Her research focuses on sound in Latin American film since the 1990s. Generally speaking, this is a new wave of cinema that must reconcile unique social preoccupations and economic conditions of production with aesthetic choices. Emma is interested in how the stories and traumas in these particular films are “told” to us within the acoustic, or more specifically, acousmatic plane, and how diverse modes of vocality generate their own enunciative spaces through tensions with what is visible or not. For Emma, the unstable overlapping and discord between sound and image is, in many ways, almost like a form of trauma that can resonate on a formal level within a film’s content. 

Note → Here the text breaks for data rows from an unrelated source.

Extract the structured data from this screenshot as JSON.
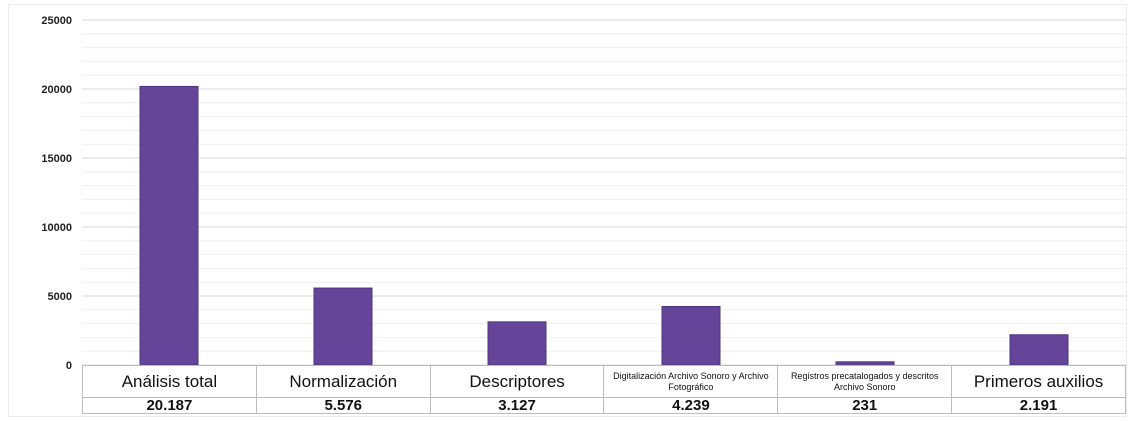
{
  "chart_data": {
    "type": "bar",
    "categories": [
      "Análisis total",
      "Normalización",
      "Descriptores",
      "Digitalización Archivo Sonoro y Archivo Fotográfico",
      "Registros precatalogados y descritos Archivo Sonoro",
      "Primeros auxilios"
    ],
    "values": [
      20187,
      5576,
      3127,
      4239,
      231,
      2191
    ],
    "value_labels": [
      "20.187",
      "5.576",
      "3.127",
      "4.239",
      "231",
      "2.191"
    ],
    "yticks": [
      "0",
      "5000",
      "10000",
      "15000",
      "20000",
      "25000"
    ],
    "ylim": [
      0,
      25000
    ],
    "grid": true,
    "minor_gridlines_per_major": 5,
    "legend": "none",
    "colors": {
      "bar": "#654599",
      "bar_edge": "#4e3480",
      "grid": "#d9d9d9",
      "minor_grid": "#eeeeee"
    }
  }
}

In film analysis, she explains, there tends to be a heavy focus on the visual component of the “audio-visual.” This is rooted in a larger culture of visual primacy that effectively dismisses other senses as inferior or less useful modes of interacting with the environment. Recently, sound studies has developed as a field that reclaims the acoustic within cultural studies and even daily life. She is currently working with a large pool of films across Latin America, from Mexico, Cuba, Peru and Argentina.

"I enjoy working with films because they are such rich cultural products that offer both audio and visual dimensions of engagement, and I find that tuning into the sound really does create a new cinematic experience."

Acousmatic sound, or sounds that are produced with no identifiable source, are particularly interesting to Emma because they come from a place of displacement. She explains that the audio-visual binary is not so black and white, and the space between is certainly messy. “I consider that a useful way to navigate this interstice is by thinking through acousmaticity as a point of departure, because its entire enunciation depends on an upset of the audio-visual relationship. In this way, acousmaticity and trauma find points of compatibility, based on their ruptures, returns and resonances.”

When we asked her about how COVID-19 has impacted her plans, she said that she was not able to travel anymore for research purposes, but felt lucky that the film studies field is, in general, largely compatible and even quite creative with virtual platforms. Many film festivals are finding ways to do live streaming, and archives are being made available online. There are also directors and sound designers that are using social media and streaming as a means of promoting and discussing the aesthetic and economic processes of their work. So in this sense, she will have an abundance of online navigation to do while being able to stay safe at home. For Emma there’s nothing quite like going out to a movie shown “on the big screen,”  but “I’m not quite a purist either”, she added, “the cinema has already been adapting to home spaces for years and COVID-19 is merely exacerbating these viewing practices within the private sphere.”

The Leonard fellowship will allow Emma to dedicate her time to her dissertation, which involves a lot of screentime with heavy loads of reading, writing, and watching films. In addition, this year she plans on taking an online course on the digital humanities as a means of framing film studies, which in the long run she would like to consider when developing her own courses on Hispanic culture.